Seit einigen Jahren gibt es nun einen Biokraftstoff neuer Generation: die hydrierten Pflanzenöle (HVO). Die HVO sind so rein, dass sie das ganze Jahr über in fast beliebiger Höhe ohne Qualitätseinbußen Dieselkraftstoff beigemischt werden können. Da Palmöl billig ist, das HVO-Verfahren am besten mit Pflanzenölen mit gesättigten Fettsäuren wie Palmöl funktioniert und beim Einsatz von Palmöl zudem deutlich weniger Wasserstoff benötigt wird, besteht dieser neue HVO-Dieselkraftstoff zu fast 100 Prozent aus Palmöl. Rapsöl, dem bisher wichtigsten Rohstoff für herkömmlichen Biodiesel, eignet sich dagegen kaum als Rohstoff für HVO und ist aufgrund seines höheren Preises auch wirtschaftlich langfristig weit weniger attraktiv. Die Nachfrage nach Palmöl könnte daher schnell noch weiter in die Höhe schnellen. International sieht die Lage noch düsterer aus: Zahlreiche Länder fördern den Einsatz von Biokraftstoffen bereits intensiv. So befeuert zum Beispiel Indonesien mit einer aggressiven Subventionierung den Einsatz von Palmöldiesel und damit den Ausbau des Ölpalmanbaus im eigenen Land.
Bisher werden HVO in Deutschland noch nicht produziert. Sie kommen in erster Linie aus Rotterdam, wo das finnische Kraftstoffunternehmen Neste Oil eine eigene Raffinerie besitzt. Neste Oil, das mit dem südostasiatischen Palmölgiganten Wilmar zusammenarbeitet, hat den Palmöldiesel als erstes auf den Markt gebracht. Mittlerweile haben auch andere Kraftstoffproduzenten wie Total und Eni das HVO-Geschäft für sich entdeckt.

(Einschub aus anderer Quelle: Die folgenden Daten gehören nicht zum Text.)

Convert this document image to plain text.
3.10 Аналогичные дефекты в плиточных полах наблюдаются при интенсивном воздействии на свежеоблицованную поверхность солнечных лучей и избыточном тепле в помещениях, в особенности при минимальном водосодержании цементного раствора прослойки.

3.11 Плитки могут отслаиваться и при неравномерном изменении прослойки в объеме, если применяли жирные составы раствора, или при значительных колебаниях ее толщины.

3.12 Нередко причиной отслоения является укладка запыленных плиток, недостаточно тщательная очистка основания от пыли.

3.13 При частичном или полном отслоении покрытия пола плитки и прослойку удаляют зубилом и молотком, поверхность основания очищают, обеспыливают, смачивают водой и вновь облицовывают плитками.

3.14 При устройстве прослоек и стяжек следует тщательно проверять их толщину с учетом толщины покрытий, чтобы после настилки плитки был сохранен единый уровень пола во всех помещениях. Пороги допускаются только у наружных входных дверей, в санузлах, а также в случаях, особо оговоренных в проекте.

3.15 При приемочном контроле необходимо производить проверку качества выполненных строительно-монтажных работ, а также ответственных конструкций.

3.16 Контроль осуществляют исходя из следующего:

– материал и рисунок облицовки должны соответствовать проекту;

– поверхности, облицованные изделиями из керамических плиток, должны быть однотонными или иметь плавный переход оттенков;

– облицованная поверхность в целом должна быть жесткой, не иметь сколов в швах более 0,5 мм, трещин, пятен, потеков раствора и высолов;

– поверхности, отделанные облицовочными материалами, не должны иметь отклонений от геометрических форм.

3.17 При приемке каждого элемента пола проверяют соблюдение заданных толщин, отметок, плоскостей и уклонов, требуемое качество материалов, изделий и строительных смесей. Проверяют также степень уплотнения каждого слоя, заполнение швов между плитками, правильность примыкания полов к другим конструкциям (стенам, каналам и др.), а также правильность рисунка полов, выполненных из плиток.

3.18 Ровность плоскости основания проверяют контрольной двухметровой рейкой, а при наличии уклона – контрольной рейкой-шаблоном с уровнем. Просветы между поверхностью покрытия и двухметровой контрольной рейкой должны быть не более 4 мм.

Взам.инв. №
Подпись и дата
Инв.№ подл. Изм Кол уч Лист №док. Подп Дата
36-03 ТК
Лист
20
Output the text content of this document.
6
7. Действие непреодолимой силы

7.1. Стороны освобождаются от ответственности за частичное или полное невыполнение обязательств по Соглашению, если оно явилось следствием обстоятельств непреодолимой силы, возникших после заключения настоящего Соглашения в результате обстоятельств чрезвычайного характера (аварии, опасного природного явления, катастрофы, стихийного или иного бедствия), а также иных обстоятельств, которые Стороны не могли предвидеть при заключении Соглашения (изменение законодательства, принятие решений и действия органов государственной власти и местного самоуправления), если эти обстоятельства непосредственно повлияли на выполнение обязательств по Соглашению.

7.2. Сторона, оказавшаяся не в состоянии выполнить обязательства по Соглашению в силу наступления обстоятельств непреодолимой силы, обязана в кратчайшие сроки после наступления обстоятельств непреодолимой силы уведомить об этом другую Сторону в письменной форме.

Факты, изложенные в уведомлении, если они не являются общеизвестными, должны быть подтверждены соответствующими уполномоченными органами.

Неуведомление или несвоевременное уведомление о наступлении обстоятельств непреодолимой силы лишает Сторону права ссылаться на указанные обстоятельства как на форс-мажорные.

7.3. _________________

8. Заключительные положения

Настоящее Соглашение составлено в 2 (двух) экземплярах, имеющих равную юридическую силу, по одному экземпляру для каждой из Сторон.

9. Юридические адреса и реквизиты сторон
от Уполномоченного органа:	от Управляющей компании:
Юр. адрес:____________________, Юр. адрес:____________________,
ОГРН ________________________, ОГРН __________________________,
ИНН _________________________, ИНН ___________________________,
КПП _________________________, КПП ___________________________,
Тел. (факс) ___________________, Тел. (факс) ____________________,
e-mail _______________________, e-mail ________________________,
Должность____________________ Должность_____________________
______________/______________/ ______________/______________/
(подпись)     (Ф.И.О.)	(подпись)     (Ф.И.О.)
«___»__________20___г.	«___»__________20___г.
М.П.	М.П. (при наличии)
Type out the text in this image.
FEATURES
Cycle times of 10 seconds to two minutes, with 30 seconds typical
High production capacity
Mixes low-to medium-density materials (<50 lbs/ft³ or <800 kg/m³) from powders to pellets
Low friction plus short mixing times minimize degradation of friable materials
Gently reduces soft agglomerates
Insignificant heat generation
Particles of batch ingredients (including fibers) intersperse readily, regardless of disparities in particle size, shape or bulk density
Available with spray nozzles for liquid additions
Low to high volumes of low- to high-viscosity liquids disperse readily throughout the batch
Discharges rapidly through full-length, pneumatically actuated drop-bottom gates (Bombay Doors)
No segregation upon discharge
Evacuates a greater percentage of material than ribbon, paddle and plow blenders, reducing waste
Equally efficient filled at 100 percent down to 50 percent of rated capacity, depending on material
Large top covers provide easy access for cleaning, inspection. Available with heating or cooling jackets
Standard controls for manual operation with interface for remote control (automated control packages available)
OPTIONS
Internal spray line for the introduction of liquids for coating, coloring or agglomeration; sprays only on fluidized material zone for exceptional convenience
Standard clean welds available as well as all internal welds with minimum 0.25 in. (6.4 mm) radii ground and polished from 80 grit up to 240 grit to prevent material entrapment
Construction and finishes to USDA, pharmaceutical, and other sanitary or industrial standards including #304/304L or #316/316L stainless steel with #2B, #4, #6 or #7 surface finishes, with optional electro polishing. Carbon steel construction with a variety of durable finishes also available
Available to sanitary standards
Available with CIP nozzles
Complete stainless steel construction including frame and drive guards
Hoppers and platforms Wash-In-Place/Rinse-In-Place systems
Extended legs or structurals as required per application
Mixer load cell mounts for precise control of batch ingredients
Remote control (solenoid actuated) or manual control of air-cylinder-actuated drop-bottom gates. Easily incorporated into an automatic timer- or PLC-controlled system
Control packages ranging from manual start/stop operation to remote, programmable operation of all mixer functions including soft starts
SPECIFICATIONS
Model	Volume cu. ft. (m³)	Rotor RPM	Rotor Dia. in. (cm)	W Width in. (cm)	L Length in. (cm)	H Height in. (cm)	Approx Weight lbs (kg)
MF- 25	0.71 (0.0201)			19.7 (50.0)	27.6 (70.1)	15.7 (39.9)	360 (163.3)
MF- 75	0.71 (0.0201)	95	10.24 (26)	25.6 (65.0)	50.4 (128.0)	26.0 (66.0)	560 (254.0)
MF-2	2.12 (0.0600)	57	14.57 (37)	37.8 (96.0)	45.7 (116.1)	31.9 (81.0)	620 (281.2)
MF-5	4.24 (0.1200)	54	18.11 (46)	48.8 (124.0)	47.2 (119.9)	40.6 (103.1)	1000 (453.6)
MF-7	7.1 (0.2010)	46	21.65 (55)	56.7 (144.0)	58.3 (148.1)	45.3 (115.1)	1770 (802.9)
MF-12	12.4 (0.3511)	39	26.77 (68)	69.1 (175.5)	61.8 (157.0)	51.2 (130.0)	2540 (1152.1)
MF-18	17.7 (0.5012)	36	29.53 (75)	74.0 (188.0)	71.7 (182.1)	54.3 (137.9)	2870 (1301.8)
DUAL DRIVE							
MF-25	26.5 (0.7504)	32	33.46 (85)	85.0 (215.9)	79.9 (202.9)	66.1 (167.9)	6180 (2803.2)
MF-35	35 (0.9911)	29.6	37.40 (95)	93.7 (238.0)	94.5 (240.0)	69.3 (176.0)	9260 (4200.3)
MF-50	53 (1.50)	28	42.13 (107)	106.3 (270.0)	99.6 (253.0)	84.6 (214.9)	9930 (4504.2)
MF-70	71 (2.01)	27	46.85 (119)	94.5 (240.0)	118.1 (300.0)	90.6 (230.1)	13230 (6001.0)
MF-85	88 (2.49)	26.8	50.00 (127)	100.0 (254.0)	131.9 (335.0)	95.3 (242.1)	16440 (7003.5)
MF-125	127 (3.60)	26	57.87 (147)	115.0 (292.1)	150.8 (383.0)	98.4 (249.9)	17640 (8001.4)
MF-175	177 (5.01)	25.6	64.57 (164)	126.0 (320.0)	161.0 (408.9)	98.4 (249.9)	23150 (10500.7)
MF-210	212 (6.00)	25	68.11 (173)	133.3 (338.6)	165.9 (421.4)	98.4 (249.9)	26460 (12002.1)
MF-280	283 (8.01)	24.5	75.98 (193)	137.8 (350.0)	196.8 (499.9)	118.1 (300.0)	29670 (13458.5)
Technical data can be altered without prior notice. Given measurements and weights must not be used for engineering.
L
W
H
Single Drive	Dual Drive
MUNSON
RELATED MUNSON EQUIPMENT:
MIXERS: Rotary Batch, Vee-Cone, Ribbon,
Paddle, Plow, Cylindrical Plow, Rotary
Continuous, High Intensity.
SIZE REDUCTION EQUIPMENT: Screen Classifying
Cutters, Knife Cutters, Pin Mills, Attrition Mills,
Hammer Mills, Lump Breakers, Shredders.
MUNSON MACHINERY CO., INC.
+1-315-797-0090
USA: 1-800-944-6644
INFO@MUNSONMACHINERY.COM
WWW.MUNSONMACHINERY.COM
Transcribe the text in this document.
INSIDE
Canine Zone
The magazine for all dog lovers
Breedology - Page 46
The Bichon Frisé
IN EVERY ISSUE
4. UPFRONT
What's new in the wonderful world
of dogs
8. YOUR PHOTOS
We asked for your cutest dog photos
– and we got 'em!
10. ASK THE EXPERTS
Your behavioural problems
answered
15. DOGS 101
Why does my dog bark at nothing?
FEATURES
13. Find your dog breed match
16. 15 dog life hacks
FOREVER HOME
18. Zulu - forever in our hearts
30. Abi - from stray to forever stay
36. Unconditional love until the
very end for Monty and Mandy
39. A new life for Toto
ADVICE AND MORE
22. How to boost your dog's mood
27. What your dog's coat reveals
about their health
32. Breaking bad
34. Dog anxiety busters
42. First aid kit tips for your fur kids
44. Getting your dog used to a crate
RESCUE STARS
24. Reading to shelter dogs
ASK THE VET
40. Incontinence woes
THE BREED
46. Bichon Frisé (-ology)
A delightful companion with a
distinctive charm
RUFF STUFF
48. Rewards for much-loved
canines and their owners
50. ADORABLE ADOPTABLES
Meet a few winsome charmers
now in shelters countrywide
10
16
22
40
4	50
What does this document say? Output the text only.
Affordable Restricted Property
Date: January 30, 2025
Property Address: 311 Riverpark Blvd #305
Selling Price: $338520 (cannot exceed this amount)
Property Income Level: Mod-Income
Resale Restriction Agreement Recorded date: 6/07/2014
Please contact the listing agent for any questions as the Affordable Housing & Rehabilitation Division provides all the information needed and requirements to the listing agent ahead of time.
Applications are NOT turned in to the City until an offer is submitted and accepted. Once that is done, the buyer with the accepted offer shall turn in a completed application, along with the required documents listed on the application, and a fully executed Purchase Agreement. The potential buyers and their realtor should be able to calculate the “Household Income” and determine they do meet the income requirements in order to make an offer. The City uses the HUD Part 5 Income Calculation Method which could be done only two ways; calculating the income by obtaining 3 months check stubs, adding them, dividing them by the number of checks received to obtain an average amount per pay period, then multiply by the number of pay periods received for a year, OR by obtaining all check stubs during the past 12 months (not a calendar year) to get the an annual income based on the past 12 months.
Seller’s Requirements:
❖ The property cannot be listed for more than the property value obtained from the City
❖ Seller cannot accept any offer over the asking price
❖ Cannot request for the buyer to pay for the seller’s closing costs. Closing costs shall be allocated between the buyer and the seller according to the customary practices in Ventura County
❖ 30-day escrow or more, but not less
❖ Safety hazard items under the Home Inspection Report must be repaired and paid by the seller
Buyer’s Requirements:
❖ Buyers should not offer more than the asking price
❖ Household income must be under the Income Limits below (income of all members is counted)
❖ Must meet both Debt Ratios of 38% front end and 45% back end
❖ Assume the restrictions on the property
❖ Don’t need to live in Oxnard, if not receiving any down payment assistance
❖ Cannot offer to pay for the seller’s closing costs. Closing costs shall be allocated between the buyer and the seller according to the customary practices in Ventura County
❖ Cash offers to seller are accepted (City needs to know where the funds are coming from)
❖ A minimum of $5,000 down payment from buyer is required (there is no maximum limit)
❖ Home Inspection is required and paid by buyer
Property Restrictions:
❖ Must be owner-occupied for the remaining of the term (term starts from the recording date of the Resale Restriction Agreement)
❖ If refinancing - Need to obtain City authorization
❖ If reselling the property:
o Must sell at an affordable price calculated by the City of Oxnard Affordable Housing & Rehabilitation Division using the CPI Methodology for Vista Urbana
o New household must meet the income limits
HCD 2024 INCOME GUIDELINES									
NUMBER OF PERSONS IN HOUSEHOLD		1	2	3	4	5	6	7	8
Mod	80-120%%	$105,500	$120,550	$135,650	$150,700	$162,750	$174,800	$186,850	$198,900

Würde bekannter werden, wie viel Palmölsprit schon jetzt in unseren Tanks steckt, würde das ohnehin schon angeschlagene Image der Biokraftstoffe weiter dramatisch leiden. Der Bundesverband Biokraftstoffe behauptet deshalb, im Jahresdurchschnitt nur drei Prozent frisches Palmöl beizumengen, verschweigt dabei aber gerne, dass er sich auf Zahlen aus dem Jahr 2014 bezieht, als der Rapspreis historisch einmalig tief stand und somit das Palmöl im herkömmlichen Biodiesel verdrängen konnte. Außerdem lässt er die HVO, in die ja mittlerweile die größte Menge Palmöl fließt, komplett außen vor.
Wie viel Palmöl sich im Biodiesel versteckt, wird bald nur noch schwer zu ermitteln sein: Während man herkömmlichen Biodiesel noch relativ einfach untersuchen und die Rohstoffbasis aufgrund der unterschiedlichen Fettsäuremuster erkennen kann, ist dies bei HVO nicht mehr möglich. Hier werden die eingesetzten Rohstoffe bei der Produktion so stark verändert, dass die ursprünglichen Fettsäuremuster verloren gehen.
Man kann nur feststellen, ob HVO beigemischt wurden. Und hier zeigen die Zahlen, dass der Anteil der HVO an herkömmlichem Biodiesel, abgesehen von einigen Ausreißern, steil ansteigt! Das goldene Zeitalter für Palmölsprit beginnt womöglich gerade erst.